Moving Islam out of the basement


Immigrant Muslims in Athens now have a 1,800m2 cultural centre to call their own. It's the first formal Islamic prayer site to operate in Athens since the end of Ottoman rule nearly 200 years ago


KATHY TZILIVAKIS

The new home of the Arab Hellenic Centre for Culture and Civilisation in Moschato also serves as the city's only formal place for Islamic prayer

"IT'S light, bright and open," says Mohamed Abedlkader, enjoying the morning sunlight streaming in through the large picture windows of the new premises of the Arab Hellenic Centre for Culture and Civilisation in the southern Athens suburb of Moschato on June 26.

"We finally have a view of the sky," he adds, referring to the many makeshift mosques in Athens that are housed in underground apartments. "We finally have a place to gather and to pray that we can be proud of."

The Egyptian shopowner is the general director of the Arab Hellenic Centre for Culture and Civilisation, which was founded in 2001 by a group of Arab-born Muslims residing in Athens.

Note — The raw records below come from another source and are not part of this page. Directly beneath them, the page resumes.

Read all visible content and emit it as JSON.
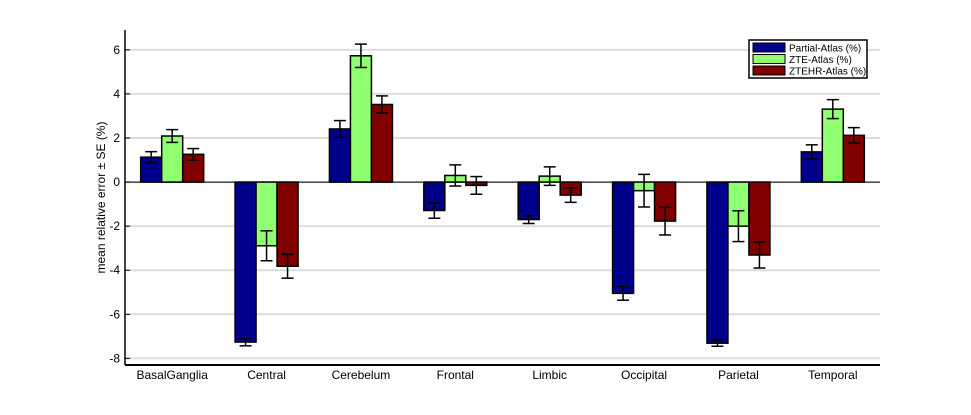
{
  "chart_data": {
    "type": "bar",
    "title": "",
    "xlabel": "",
    "ylabel": "mean relative error ± SE (%)",
    "ylim": [
      -8.3,
      6.9
    ],
    "yticks": [
      -8,
      -6,
      -4,
      -2,
      0,
      2,
      4,
      6
    ],
    "grid": "horizontal",
    "legend_position": "top-right",
    "categories": [
      "BasalGanglia",
      "Central",
      "Cerebelum",
      "Frontal",
      "Limbic",
      "Occipital",
      "Parietal",
      "Temporal"
    ],
    "series": [
      {
        "name": "Partial-Atlas (%)",
        "color": "#00008B",
        "values": [
          1.13,
          -7.26,
          2.41,
          -1.29,
          -1.7,
          -5.05,
          -7.31,
          1.37
        ],
        "errors": [
          0.25,
          0.17,
          0.38,
          0.35,
          0.18,
          0.31,
          0.14,
          0.32
        ]
      },
      {
        "name": "ZTE-Atlas (%)",
        "color": "#90FF70",
        "values": [
          2.09,
          -2.89,
          5.73,
          0.3,
          0.27,
          -0.39,
          -2.0,
          3.31
        ],
        "errors": [
          0.29,
          0.68,
          0.53,
          0.48,
          0.42,
          0.74,
          0.7,
          0.43
        ]
      },
      {
        "name": "ZTEHR-Atlas (%)",
        "color": "#800000",
        "values": [
          1.26,
          -3.82,
          3.52,
          -0.15,
          -0.59,
          -1.77,
          -3.31,
          2.12
        ],
        "errors": [
          0.26,
          0.54,
          0.39,
          0.4,
          0.33,
          0.63,
          0.59,
          0.35
        ]
      }
    ]
  }
}
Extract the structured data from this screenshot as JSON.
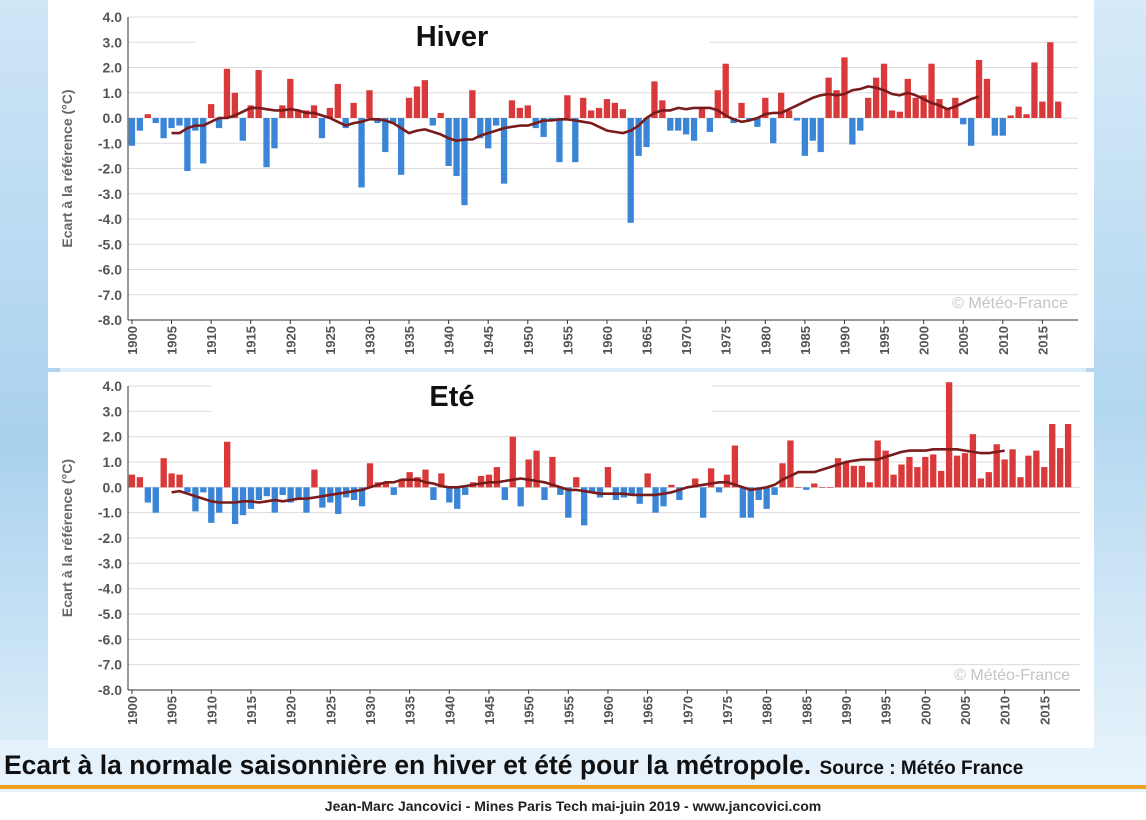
{
  "caption": {
    "main": "Ecart à la normale saisonnière en hiver et été pour la métropole.",
    "source": "Source : Météo France"
  },
  "footer": "Jean-Marc Jancovici - Mines Paris Tech mai-juin 2019 - www.jancovici.com",
  "colors": {
    "positive": "#d9393a",
    "negative": "#3a85d6",
    "trend": "#7a1b1b",
    "grid": "#dcdcdc"
  },
  "chart_data": [
    {
      "type": "bar",
      "title": "Hiver",
      "ylabel": "Ecart à la référence (°C)",
      "watermark": "© Météo-France",
      "ylim": [
        -8,
        4
      ],
      "yticks": [
        4.0,
        3.0,
        2.0,
        1.0,
        0.0,
        -1.0,
        -2.0,
        -3.0,
        -4.0,
        -5.0,
        -6.0,
        -7.0,
        -8.0
      ],
      "xticks": [
        1900,
        1905,
        1910,
        1915,
        1920,
        1925,
        1930,
        1935,
        1940,
        1945,
        1950,
        1955,
        1960,
        1965,
        1970,
        1975,
        1980,
        1985,
        1990,
        1995,
        2000,
        2005,
        2010,
        2015
      ],
      "grid": true,
      "start_year": 1900,
      "values": [
        -1.1,
        -0.5,
        0.15,
        -0.2,
        -0.8,
        -0.4,
        -0.3,
        -2.1,
        -0.5,
        -1.8,
        0.55,
        -0.4,
        1.95,
        1.0,
        -0.9,
        0.5,
        1.9,
        -1.95,
        -1.2,
        0.5,
        1.55,
        0.3,
        0.3,
        0.5,
        -0.8,
        0.4,
        1.35,
        -0.4,
        0.6,
        -2.75,
        1.1,
        -0.2,
        -1.35,
        -0.2,
        -2.25,
        0.8,
        1.25,
        1.5,
        -0.3,
        0.2,
        -1.9,
        -2.3,
        -3.45,
        1.1,
        -0.8,
        -1.2,
        -0.3,
        -2.6,
        0.7,
        0.4,
        0.5,
        -0.4,
        -0.75,
        -0.1,
        -1.75,
        0.9,
        -1.75,
        0.8,
        0.3,
        0.4,
        0.75,
        0.6,
        0.35,
        -4.15,
        -1.5,
        -1.15,
        1.45,
        0.7,
        -0.5,
        -0.5,
        -0.65,
        -0.9,
        0.4,
        -0.55,
        1.1,
        2.15,
        -0.2,
        0.6,
        -0.1,
        -0.35,
        0.8,
        -1.0,
        1.0,
        0.3,
        -0.1,
        -1.5,
        -0.9,
        -1.35,
        1.6,
        1.1,
        2.4,
        -1.05,
        -0.5,
        0.8,
        1.6,
        2.15,
        0.3,
        0.25,
        1.55,
        0.8,
        0.9,
        2.15,
        0.75,
        0.4,
        0.8,
        -0.25,
        -1.1,
        2.3,
        1.55,
        -0.7,
        -0.7,
        0.1,
        0.45,
        0.15,
        2.2,
        0.65,
        3.0,
        0.65
      ],
      "trend_start": 1905,
      "trend": [
        -0.6,
        -0.6,
        -0.4,
        -0.3,
        -0.3,
        -0.15,
        0.0,
        0.0,
        0.1,
        0.25,
        0.4,
        0.4,
        0.35,
        0.3,
        0.3,
        0.35,
        0.3,
        0.2,
        0.2,
        0.1,
        0.0,
        -0.15,
        -0.3,
        -0.2,
        -0.15,
        -0.05,
        -0.05,
        -0.1,
        -0.2,
        -0.4,
        -0.6,
        -0.5,
        -0.45,
        -0.55,
        -0.65,
        -0.8,
        -0.9,
        -0.85,
        -0.85,
        -0.7,
        -0.6,
        -0.5,
        -0.4,
        -0.35,
        -0.3,
        -0.3,
        -0.2,
        -0.1,
        -0.1,
        -0.05,
        -0.05,
        -0.1,
        -0.15,
        -0.2,
        -0.35,
        -0.5,
        -0.55,
        -0.6,
        -0.5,
        -0.3,
        0.0,
        0.2,
        0.3,
        0.3,
        0.4,
        0.35,
        0.4,
        0.4,
        0.4,
        0.3,
        0.1,
        -0.05,
        -0.15,
        -0.1,
        0.0,
        0.15,
        0.2,
        0.2,
        0.35,
        0.5,
        0.65,
        0.8,
        0.9,
        0.95,
        0.9,
        0.95,
        1.1,
        1.15,
        1.25,
        1.2,
        1.1,
        0.95,
        0.9,
        1.0,
        0.9,
        0.75,
        0.6,
        0.5,
        0.35,
        0.45,
        0.6,
        0.75,
        0.85
      ]
    },
    {
      "type": "bar",
      "title": "Eté",
      "ylabel": "Ecart à la référence (°C)",
      "watermark": "© Météo-France",
      "ylim": [
        -8,
        4
      ],
      "yticks": [
        4.0,
        3.0,
        2.0,
        1.0,
        0.0,
        -1.0,
        -2.0,
        -3.0,
        -4.0,
        -5.0,
        -6.0,
        -7.0,
        -8.0
      ],
      "xticks": [
        1900,
        1905,
        1910,
        1915,
        1920,
        1925,
        1930,
        1935,
        1940,
        1945,
        1950,
        1955,
        1960,
        1965,
        1970,
        1975,
        1980,
        1985,
        1990,
        1995,
        2000,
        2005,
        2010,
        2015
      ],
      "grid": true,
      "start_year": 1900,
      "values": [
        0.5,
        0.4,
        -0.6,
        -1.0,
        1.15,
        0.55,
        0.5,
        -0.2,
        -0.95,
        -0.2,
        -1.4,
        -1.0,
        1.8,
        -1.45,
        -1.1,
        -0.85,
        -0.5,
        -0.35,
        -1.0,
        -0.3,
        -0.6,
        -0.5,
        -1.0,
        0.7,
        -0.8,
        -0.6,
        -1.05,
        -0.4,
        -0.5,
        -0.75,
        0.95,
        0.2,
        0.2,
        -0.3,
        0.3,
        0.6,
        0.4,
        0.7,
        -0.5,
        0.55,
        -0.6,
        -0.85,
        -0.3,
        0.2,
        0.45,
        0.5,
        0.8,
        -0.5,
        2.0,
        -0.75,
        1.1,
        1.45,
        -0.5,
        1.2,
        -0.3,
        -1.2,
        0.4,
        -1.5,
        -0.2,
        -0.4,
        0.8,
        -0.5,
        -0.4,
        -0.3,
        -0.65,
        0.55,
        -1.0,
        -0.75,
        0.1,
        -0.5,
        0.0,
        0.35,
        -1.2,
        0.75,
        -0.2,
        0.5,
        1.65,
        -1.2,
        -1.2,
        -0.5,
        -0.85,
        -0.3,
        0.95,
        1.85,
        0.0,
        -0.1,
        0.15,
        0.0,
        0.0,
        1.15,
        1.0,
        0.85,
        0.85,
        0.2,
        1.85,
        1.45,
        0.5,
        0.9,
        1.2,
        0.8,
        1.2,
        1.3,
        0.65,
        4.15,
        1.25,
        1.35,
        2.1,
        0.35,
        0.6,
        1.7,
        1.1,
        1.5,
        0.4,
        1.25,
        1.45,
        0.8,
        2.5,
        1.55,
        2.5
      ],
      "trend_start": 1905,
      "trend": [
        -0.2,
        -0.15,
        -0.25,
        -0.35,
        -0.45,
        -0.55,
        -0.6,
        -0.6,
        -0.6,
        -0.55,
        -0.55,
        -0.6,
        -0.55,
        -0.5,
        -0.55,
        -0.5,
        -0.45,
        -0.45,
        -0.4,
        -0.35,
        -0.3,
        -0.25,
        -0.2,
        -0.15,
        -0.1,
        0.0,
        0.1,
        0.2,
        0.2,
        0.3,
        0.3,
        0.3,
        0.2,
        0.15,
        0.05,
        0.0,
        0.0,
        0.05,
        0.1,
        0.15,
        0.2,
        0.2,
        0.25,
        0.3,
        0.35,
        0.3,
        0.25,
        0.2,
        0.1,
        0.0,
        -0.1,
        -0.1,
        -0.15,
        -0.2,
        -0.25,
        -0.25,
        -0.25,
        -0.25,
        -0.3,
        -0.3,
        -0.3,
        -0.3,
        -0.25,
        -0.2,
        -0.1,
        0.0,
        0.05,
        0.1,
        0.15,
        0.2,
        0.2,
        0.1,
        0.0,
        -0.1,
        -0.05,
        0.0,
        0.1,
        0.3,
        0.45,
        0.6,
        0.6,
        0.6,
        0.7,
        0.8,
        0.9,
        1.0,
        1.05,
        1.1,
        1.1,
        1.1,
        1.2,
        1.3,
        1.4,
        1.45,
        1.45,
        1.45,
        1.5,
        1.5,
        1.5,
        1.5,
        1.45,
        1.4,
        1.35,
        1.35,
        1.4,
        1.45
      ]
    }
  ]
}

The centre's new three-storey 1,800m2 building, which faces southeast (towards Mecca, a city in western Saudi Arabia and the most sacred city in Islam), was opened on June 22. It boasts three carpeted prayer halls - a main hall for men, another for women and a third in the basement to contain a spillover crowd.

Even though it has no crescent-capped minarets - the familiar beacons to Muslims everywhere - the new brown-brick Moschato building hosts the city's first formal (though not official) mosque.

"Yes, this is a place for prayer, but it is not an official mosque," says Abedlkader, who is also one of the six imams at the Moschato centre. "We have been underground for so many years that this is a good place for us. We feel happy to sit here and to meet people here. Now we have a place to hold our meetings, our celebrations, our wedding parties. We have our own place."

But the centre's 2,000-person capacity cannot serve all of the city's Muslim immigrants who reportedly number more than 100,000. "We still need an official Athens mosque," adds Abedlkader, referring the Greek government's pledge to construct a mosque in Votanikos, on the outskirts of Athens. It is unclear when construction will begin.

The city's estimated 120,000 Muslim immigrants currently pray in underground apartments, garages, basement shops and other rented spaces, which members of this growing community have converted into makeshift mosques. There are more than 20 unofficial mosques scattered around the city. All of them are inconspicuous to passers-by.

Community

The Moschato centre will also serve as a local immigrant Muslim community centre.

"We want to work on two levels," explains Abedlkader. "We want to work with Arabs because they need lessons about their religion and about the Greek language and Greek culture and because they have been living here for so many years but most of them do not know how to speak Greek. We also want to work with Greek people who want to know about the Arabic language and Arabs. This place is the perfect place for something like this because there is a lot of room."

Another future endeavour is to set up an in-house tourist agency so as to assist Muslims who wish to visit Mecca during the annual hajj. According to Abedlkader, they also want to open an Arab grocery on the ground floor so that the proceeds can be used to cover the centre's operating costs.

The purchase of the building
(a former textile factory) and much of the renovation was financed by a wealthy Saudi Arabian investor and entrepreneur.

"He had visited Athens several years ago and had prayed at one of the small, underground mosques in Athens," says Abedlkader. "He said that there should be a better place for Muslims to pray. This is why he did it."